Goodbye: Burt Reynolds, who died Thursday at 82, was a megastar of the silver screen and TV, and he also starred in some ads too. Check out E.J. Schultz's roundup in Ad Age; don't miss the funny FedEx Super Bowl ad poking fun at ad business clichés (Reynold's co-star is a talking, dancing bear).
Fakes: "The Federal Trade Commission has shut down a scheme in which operators of fake military recruitment websites tricked people into sharing information that was then sold as marketing leads to post-secondary schools," Ad Age's E.J. Schultz writes.
Toy stories: Mattel "is launching Mattel Films to focus on developing and producing motion pictures based on the company's toy brands," the Los Angeles Times writes.
Putting out a fire: After a backlash, Burberry says it will no longer burn unsold clothes, bags and perfume, The Guardian reports.

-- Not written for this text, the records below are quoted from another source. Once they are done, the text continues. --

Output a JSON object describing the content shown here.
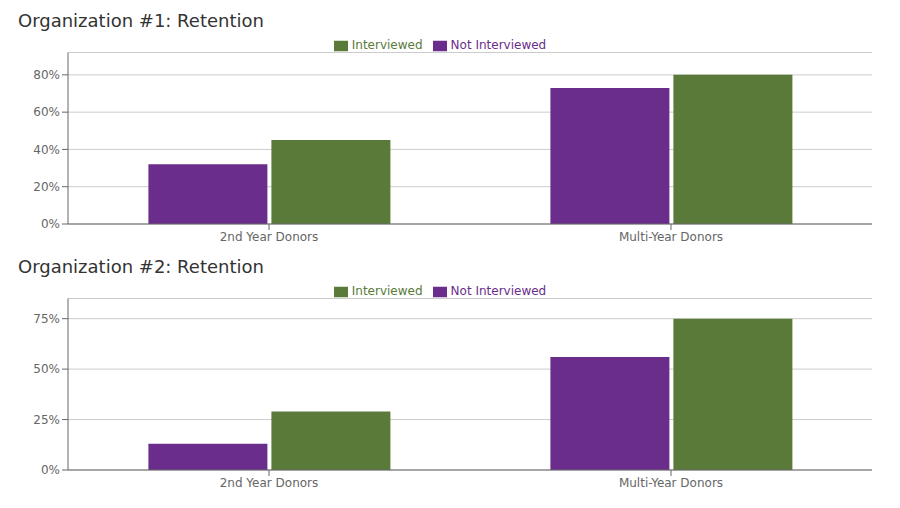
{
  "chart_data": [
    {
      "type": "bar",
      "title": "Organization #1: Retention",
      "categories": [
        "2nd Year Donors",
        "Multi-Year Donors"
      ],
      "series": [
        {
          "name": "Not Interviewed",
          "color": "#6B2D8B",
          "values": [
            0.32,
            0.73
          ]
        },
        {
          "name": "Interviewed",
          "color": "#5A7A3A",
          "values": [
            0.45,
            0.8
          ]
        }
      ],
      "ylim": [
        0,
        0.92
      ],
      "yticks": [
        {
          "value": 0,
          "label": "0%"
        },
        {
          "value": 0.2,
          "label": "20%"
        },
        {
          "value": 0.4,
          "label": "40%"
        },
        {
          "value": 0.6,
          "label": "60%"
        },
        {
          "value": 0.8,
          "label": "80%"
        }
      ],
      "grid": true,
      "legend": "top"
    },
    {
      "type": "bar",
      "title": "Organization #2: Retention",
      "categories": [
        "2nd Year Donors",
        "Multi-Year Donors"
      ],
      "series": [
        {
          "name": "Not Interviewed",
          "color": "#6B2D8B",
          "values": [
            0.13,
            0.56
          ]
        },
        {
          "name": "Interviewed",
          "color": "#5A7A3A",
          "values": [
            0.29,
            0.75
          ]
        }
      ],
      "ylim": [
        0,
        0.85
      ],
      "yticks": [
        {
          "value": 0,
          "label": "0%"
        },
        {
          "value": 0.25,
          "label": "25%"
        },
        {
          "value": 0.5,
          "label": "50%"
        },
        {
          "value": 0.75,
          "label": "75%"
        }
      ],
      "grid": true,
      "legend": "top"
    }
  ]
}
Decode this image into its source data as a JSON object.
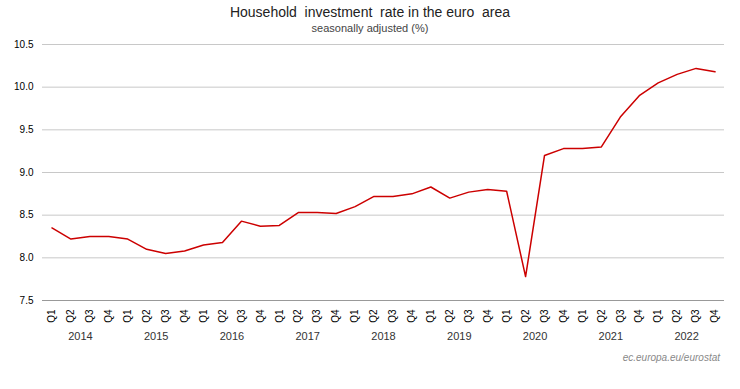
{
  "chart_data": {
    "type": "line",
    "title": "Household  investment  rate in the euro  area",
    "subtitle": "seasonally adjusted (%)",
    "caption": "ec.europa.eu/eurostat",
    "categories": [
      "Q1",
      "Q2",
      "Q3",
      "Q4",
      "Q1",
      "Q2",
      "Q3",
      "Q4",
      "Q1",
      "Q2",
      "Q3",
      "Q4",
      "Q1",
      "Q2",
      "Q3",
      "Q4",
      "Q1",
      "Q2",
      "Q3",
      "Q4",
      "Q1",
      "Q2",
      "Q3",
      "Q4",
      "Q1",
      "Q2",
      "Q3",
      "Q4",
      "Q1",
      "Q2",
      "Q3",
      "Q4",
      "Q1",
      "Q2",
      "Q3",
      "Q4"
    ],
    "years": [
      2014,
      2015,
      2016,
      2017,
      2018,
      2019,
      2020,
      2021,
      2022
    ],
    "values": [
      8.35,
      8.22,
      8.25,
      8.25,
      8.22,
      8.1,
      8.05,
      8.08,
      8.15,
      8.18,
      8.43,
      8.37,
      8.38,
      8.53,
      8.53,
      8.52,
      8.6,
      8.72,
      8.72,
      8.75,
      8.83,
      8.7,
      8.77,
      8.8,
      8.78,
      7.78,
      9.2,
      9.28,
      9.28,
      9.3,
      9.65,
      9.9,
      10.05,
      10.15,
      10.22,
      10.18
    ],
    "color": "#cc0000",
    "ylim": [
      7.5,
      10.5
    ],
    "yticks": [
      7.5,
      {
        "value": 8,
        "label": "8.0"
      },
      8.5,
      {
        "value": 9,
        "label": "9.0"
      },
      9.5,
      {
        "value": 10,
        "label": "10.0"
      },
      10.5
    ],
    "grid": true
  }
}
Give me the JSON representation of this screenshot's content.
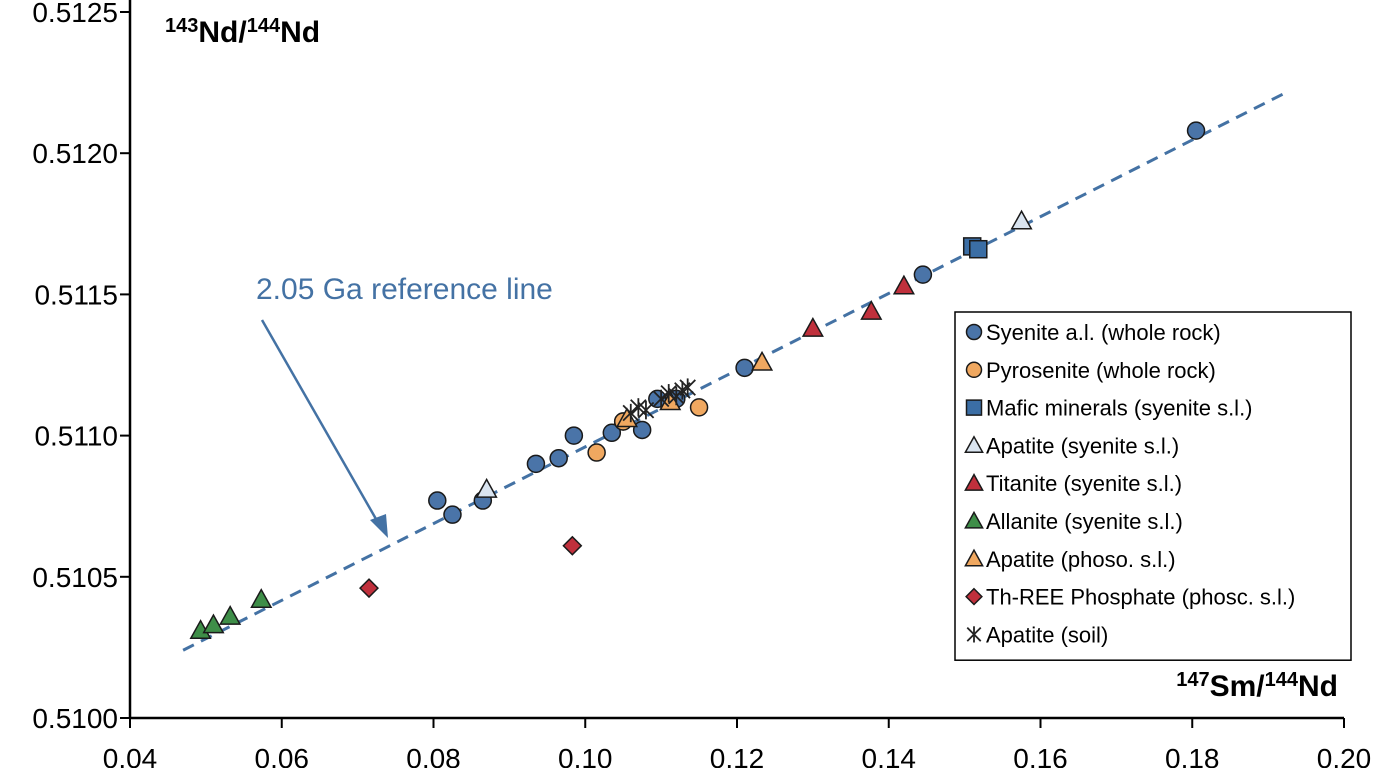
{
  "chart_data": {
    "type": "scatter",
    "xlabel": {
      "sup1": "147",
      "main1": "Sm/",
      "sup2": "144",
      "main2": "Nd"
    },
    "ylabel": {
      "sup1": "143",
      "main1": "Nd/",
      "sup2": "144",
      "main2": "Nd"
    },
    "xlim": [
      0.04,
      0.2
    ],
    "ylim": [
      0.51,
      0.5125
    ],
    "xticks": [
      "0.04",
      "0.06",
      "0.08",
      "0.10",
      "0.12",
      "0.14",
      "0.16",
      "0.18",
      "0.20"
    ],
    "yticks": [
      "0.5100",
      "0.5105",
      "0.5110",
      "0.5115",
      "0.5120",
      "0.5125"
    ],
    "grid": false,
    "legend_position": "right",
    "reference_line": {
      "label": "2.05 Ga reference line",
      "color": "#4472a4",
      "x": [
        0.047,
        0.192
      ],
      "y": [
        0.51024,
        0.51221
      ]
    },
    "series": [
      {
        "name": "Syenite a.l. (whole rock)",
        "marker": "circle",
        "fill": "#4a74a8",
        "x": [
          0.0805,
          0.0825,
          0.0865,
          0.0935,
          0.0965,
          0.0985,
          0.1035,
          0.105,
          0.1075,
          0.1095,
          0.112,
          0.121,
          0.1445,
          0.1805
        ],
        "y": [
          0.51077,
          0.51072,
          0.51077,
          0.5109,
          0.51092,
          0.511,
          0.51101,
          0.51105,
          0.51102,
          0.51113,
          0.51113,
          0.51124,
          0.51157,
          0.51208
        ]
      },
      {
        "name": "Pyrosenite (whole rock)",
        "marker": "circle",
        "fill": "#f0a860",
        "x": [
          0.1015,
          0.105,
          0.115
        ],
        "y": [
          0.51094,
          0.51105,
          0.5111
        ]
      },
      {
        "name": "Mafic minerals (syenite s.l.)",
        "marker": "square",
        "fill": "#3b6ea5",
        "x": [
          0.151,
          0.1518
        ],
        "y": [
          0.51167,
          0.51166
        ]
      },
      {
        "name": "Apatite (syenite s.l.)",
        "marker": "triangle",
        "fill": "#d9e4f0",
        "x": [
          0.087,
          0.1575
        ],
        "y": [
          0.51081,
          0.51176
        ]
      },
      {
        "name": "Titanite (syenite s.l.)",
        "marker": "triangle",
        "fill": "#c0303c",
        "x": [
          0.13,
          0.1377,
          0.142
        ],
        "y": [
          0.51138,
          0.51144,
          0.51153
        ]
      },
      {
        "name": "Allanite (syenite s.l.)",
        "marker": "triangle",
        "fill": "#3e8e48",
        "x": [
          0.0493,
          0.051,
          0.0532,
          0.0573
        ],
        "y": [
          0.51031,
          0.51033,
          0.51036,
          0.51042
        ]
      },
      {
        "name": "Apatite (phoso. s.l.)",
        "marker": "triangle",
        "fill": "#f0a860",
        "x": [
          0.1055,
          0.1112,
          0.1233
        ],
        "y": [
          0.51106,
          0.51112,
          0.51126
        ]
      },
      {
        "name": "Th-REE Phosphate (phosc. s.l.)",
        "marker": "diamond",
        "fill": "#c0303c",
        "x": [
          0.0715,
          0.0983
        ],
        "y": [
          0.51046,
          0.51061
        ]
      },
      {
        "name": "Apatite (soil)",
        "marker": "asterisk",
        "fill": "#222222",
        "x": [
          0.106,
          0.107,
          0.108,
          0.11,
          0.111,
          0.112,
          0.1128,
          0.1135
        ],
        "y": [
          0.51108,
          0.5111,
          0.51109,
          0.51113,
          0.51115,
          0.51114,
          0.51116,
          0.51117
        ]
      }
    ]
  }
}
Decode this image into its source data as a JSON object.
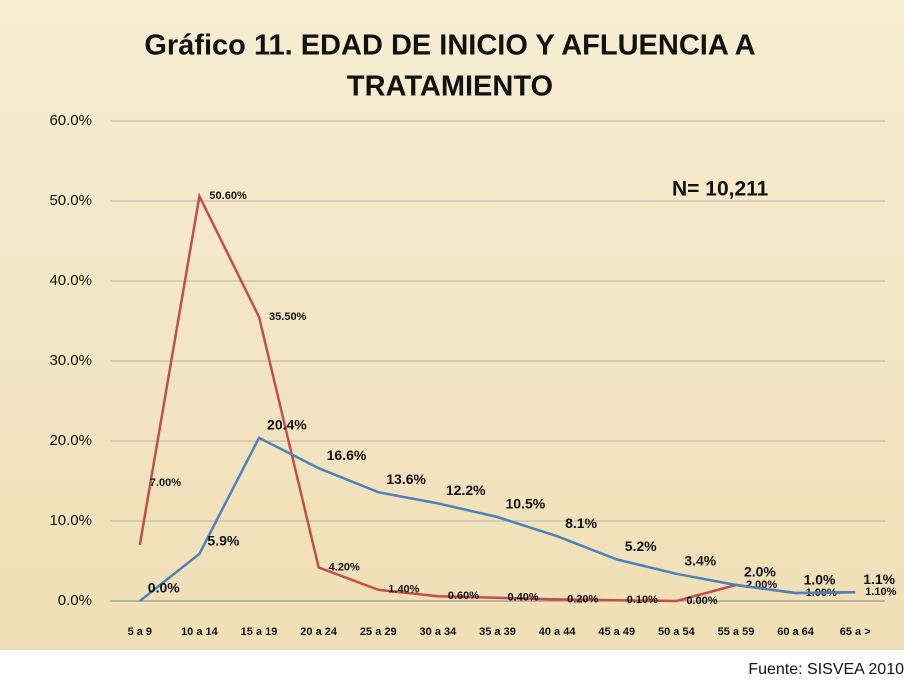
{
  "chart_data": {
    "type": "line",
    "title": [
      "Gráfico 11. EDAD DE INICIO Y AFLUENCIA A",
      "TRATAMIENTO"
    ],
    "annotations": [
      "N= 10,211",
      "Fuente: SISVEA 2010"
    ],
    "categories": [
      "5 a 9",
      "10 a 14",
      "15 a 19",
      "20 a 24",
      "25 a 29",
      "30 a 34",
      "35 a 39",
      "40 a 44",
      "45 a 49",
      "50 a 54",
      "55 a 59",
      "60 a 64",
      "65 a >"
    ],
    "series": [
      {
        "color": "#c0504d",
        "values": [
          7.0,
          50.6,
          35.5,
          4.2,
          1.4,
          0.6,
          0.4,
          0.2,
          0.1,
          0.0,
          2.0,
          1.0,
          1.1
        ],
        "value_labels": [
          "7.00%",
          "50.60%",
          "35.50%",
          "4.20%",
          "1.40%",
          "0.60%",
          "0.40%",
          "0.20%",
          "0.10%",
          "0.00%",
          "2.00%",
          "1.00%",
          "1.10%"
        ]
      },
      {
        "color": "#4f81bd",
        "values": [
          0.0,
          5.9,
          20.4,
          16.6,
          13.6,
          12.2,
          10.5,
          8.1,
          5.2,
          3.4,
          2.0,
          1.0,
          1.1
        ],
        "value_labels": [
          "0.0%",
          "5.9%",
          "20.4%",
          "16.6%",
          "13.6%",
          "12.2%",
          "10.5%",
          "8.1%",
          "5.2%",
          "3.4%",
          "2.0%",
          "1.0%",
          "1.1%"
        ]
      }
    ],
    "ylim": [
      0,
      60
    ],
    "yticks": [
      {
        "value": 0,
        "label": "0.0%"
      },
      {
        "value": 10,
        "label": "10.0%"
      },
      {
        "value": 20,
        "label": "20.0%"
      },
      {
        "value": 30,
        "label": "30.0%"
      },
      {
        "value": 40,
        "label": "40.0%"
      },
      {
        "value": 50,
        "label": "50.0%"
      },
      {
        "value": 60,
        "label": "60.0%"
      }
    ],
    "grid": true
  }
}
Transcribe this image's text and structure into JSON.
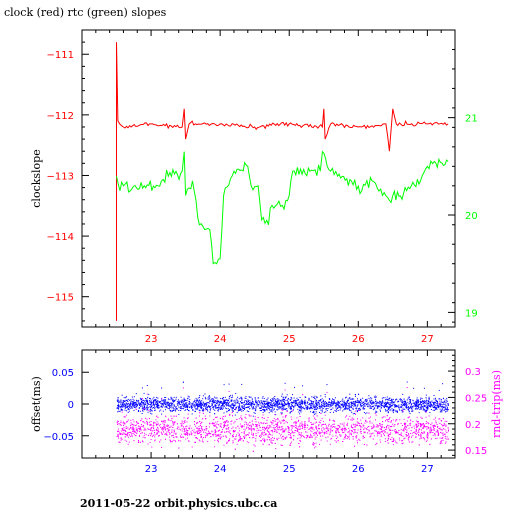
{
  "title": "clock (red) rtc (green) slopes",
  "footer": "2011-05-22  orbit.physics.ubc.ca",
  "colors": {
    "red": "#ff0000",
    "green": "#00ff00",
    "blue": "#0000ff",
    "magenta": "#ff00ff",
    "axis": "#000000"
  },
  "chart_data": [
    {
      "type": "line",
      "title": "clock (red) rtc (green) slopes",
      "xlabel": "",
      "ylabel": "clockslope",
      "xlim": [
        22.0,
        27.4
      ],
      "ylim": [
        -115.5,
        -110.6
      ],
      "y2lim": [
        18.85,
        21.9
      ],
      "grid": false,
      "x_ticks": [
        23,
        24,
        25,
        26,
        27
      ],
      "y_ticks": [
        -111,
        -112,
        -113,
        -114,
        -115
      ],
      "y2_ticks": [
        19,
        20,
        21
      ],
      "series": [
        {
          "name": "clock",
          "axis": "left",
          "color": "#ff0000",
          "points": [
            [
              22.5,
              -115.4
            ],
            [
              22.5,
              -110.8
            ],
            [
              22.52,
              -112.1
            ],
            [
              22.6,
              -112.2
            ],
            [
              23.0,
              -112.15
            ],
            [
              23.45,
              -112.2
            ],
            [
              23.48,
              -111.9
            ],
            [
              23.5,
              -112.4
            ],
            [
              23.55,
              -112.15
            ],
            [
              24.0,
              -112.15
            ],
            [
              24.5,
              -112.2
            ],
            [
              25.0,
              -112.15
            ],
            [
              25.48,
              -112.2
            ],
            [
              25.5,
              -111.9
            ],
            [
              25.52,
              -112.4
            ],
            [
              25.6,
              -112.15
            ],
            [
              26.0,
              -112.2
            ],
            [
              26.4,
              -112.15
            ],
            [
              26.45,
              -112.6
            ],
            [
              26.5,
              -111.9
            ],
            [
              26.55,
              -112.15
            ],
            [
              27.0,
              -112.15
            ],
            [
              27.3,
              -112.15
            ]
          ]
        },
        {
          "name": "rtc",
          "axis": "right",
          "color": "#00ff00",
          "points": [
            [
              22.5,
              20.4
            ],
            [
              22.55,
              20.25
            ],
            [
              22.6,
              20.3
            ],
            [
              22.7,
              20.25
            ],
            [
              22.9,
              20.3
            ],
            [
              23.1,
              20.3
            ],
            [
              23.25,
              20.4
            ],
            [
              23.45,
              20.45
            ],
            [
              23.48,
              20.65
            ],
            [
              23.5,
              20.2
            ],
            [
              23.6,
              20.35
            ],
            [
              23.65,
              20.15
            ],
            [
              23.7,
              19.9
            ],
            [
              23.85,
              19.85
            ],
            [
              23.9,
              19.5
            ],
            [
              24.0,
              19.55
            ],
            [
              24.05,
              20.2
            ],
            [
              24.2,
              20.45
            ],
            [
              24.4,
              20.5
            ],
            [
              24.45,
              20.3
            ],
            [
              24.55,
              20.3
            ],
            [
              24.6,
              19.95
            ],
            [
              24.7,
              19.9
            ],
            [
              24.75,
              20.1
            ],
            [
              24.9,
              20.1
            ],
            [
              25.0,
              20.2
            ],
            [
              25.05,
              20.45
            ],
            [
              25.3,
              20.45
            ],
            [
              25.45,
              20.45
            ],
            [
              25.48,
              20.65
            ],
            [
              25.55,
              20.5
            ],
            [
              25.7,
              20.4
            ],
            [
              25.9,
              20.35
            ],
            [
              26.05,
              20.25
            ],
            [
              26.2,
              20.35
            ],
            [
              26.35,
              20.2
            ],
            [
              26.45,
              20.15
            ],
            [
              26.5,
              20.2
            ],
            [
              26.7,
              20.25
            ],
            [
              26.9,
              20.35
            ],
            [
              27.0,
              20.5
            ],
            [
              27.1,
              20.55
            ],
            [
              27.3,
              20.55
            ]
          ]
        }
      ]
    },
    {
      "type": "scatter",
      "xlabel": "",
      "ylabel": "offset(ms)",
      "y2label": "rnd-trip(ms)",
      "xlim": [
        22.0,
        27.4
      ],
      "ylim": [
        -0.085,
        0.085
      ],
      "y2lim": [
        0.135,
        0.34
      ],
      "grid": false,
      "x_ticks": [
        23,
        24,
        25,
        26,
        27
      ],
      "y_ticks": [
        0.05,
        0,
        -0.05
      ],
      "y_tick_labels": [
        "0.05",
        "0",
        "−0.05"
      ],
      "y2_ticks": [
        0.15,
        0.2,
        0.25,
        0.3
      ],
      "series": [
        {
          "name": "offset",
          "axis": "left",
          "color": "#0000ff",
          "x_range": [
            22.5,
            27.3
          ],
          "center": 0.0,
          "spread": 0.008
        },
        {
          "name": "rnd-trip",
          "axis": "right",
          "color": "#ff00ff",
          "x_range": [
            22.5,
            27.3
          ],
          "center": 0.19,
          "spread": 0.018
        }
      ]
    }
  ]
}
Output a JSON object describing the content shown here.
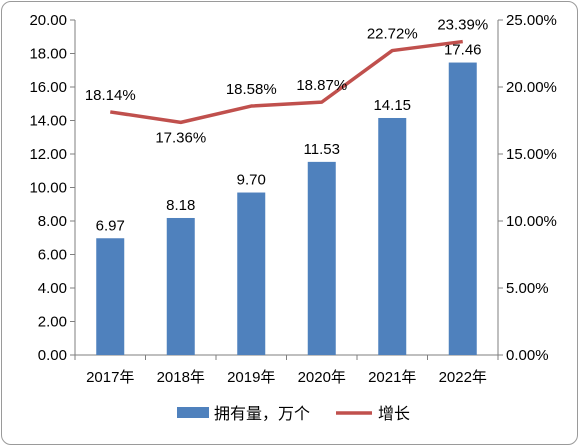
{
  "chart_data": {
    "type": "bar",
    "categories": [
      "2017年",
      "2018年",
      "2019年",
      "2020年",
      "2021年",
      "2022年"
    ],
    "series": [
      {
        "name": "拥有量，万个",
        "type": "bar",
        "axis": "left",
        "color": "#4f81bd",
        "values": [
          6.97,
          8.18,
          9.7,
          11.53,
          14.15,
          17.46
        ],
        "labels": [
          "6.97",
          "8.18",
          "9.70",
          "11.53",
          "14.15",
          "17.46"
        ]
      },
      {
        "name": "增长",
        "type": "line",
        "axis": "right",
        "color": "#c0504d",
        "values": [
          18.14,
          17.36,
          18.58,
          18.87,
          22.72,
          23.39
        ],
        "labels": [
          "18.14%",
          "17.36%",
          "18.58%",
          "18.87%",
          "22.72%",
          "23.39%"
        ]
      }
    ],
    "y_left": {
      "min": 0,
      "max": 20,
      "step": 2,
      "tick_labels": [
        "0.00",
        "2.00",
        "4.00",
        "6.00",
        "8.00",
        "10.00",
        "12.00",
        "14.00",
        "16.00",
        "18.00",
        "20.00"
      ]
    },
    "y_right": {
      "min": 0,
      "max": 25,
      "step": 5,
      "tick_labels": [
        "0.00%",
        "5.00%",
        "10.00%",
        "15.00%",
        "20.00%",
        "25.00%"
      ]
    },
    "legend_position": "bottom",
    "grid": false
  }
}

Last year, the company destroyed $37 million worth of clothes to protect its brand (for fear they'd otherwise wind up being sold at marked-down prices). The company now says it will reuse, repair, donate or recycle the products.
End of an era: Ford is ending all nationwide marketing for the Fiesta, Focus, Fusion and Taurus as it phases out its sedans; read more from Automotive News.
Ellen: Podcast network Wondery has a new show with Ellen DeGeneres called "Ellen on the Go." Wondery's founder and CEO, Hernan Lopez, talks to Ad Age editor Brian Braiker about the podcasting ad landscape. Listen to their conversation on the Ad Lib podcast.
Creativity pick of the day: Adidas' latest ambassador and "brand co-creator" is Donald Glover, aka Childish Gambino. And he "appears in an animated ad that's essentially a follow-up to his new 'Feels Like Summer' video," Ad Age's Alexandra Jardine writes. For this all to make sense, watch the music video first, then check out the ad. Happy Friday.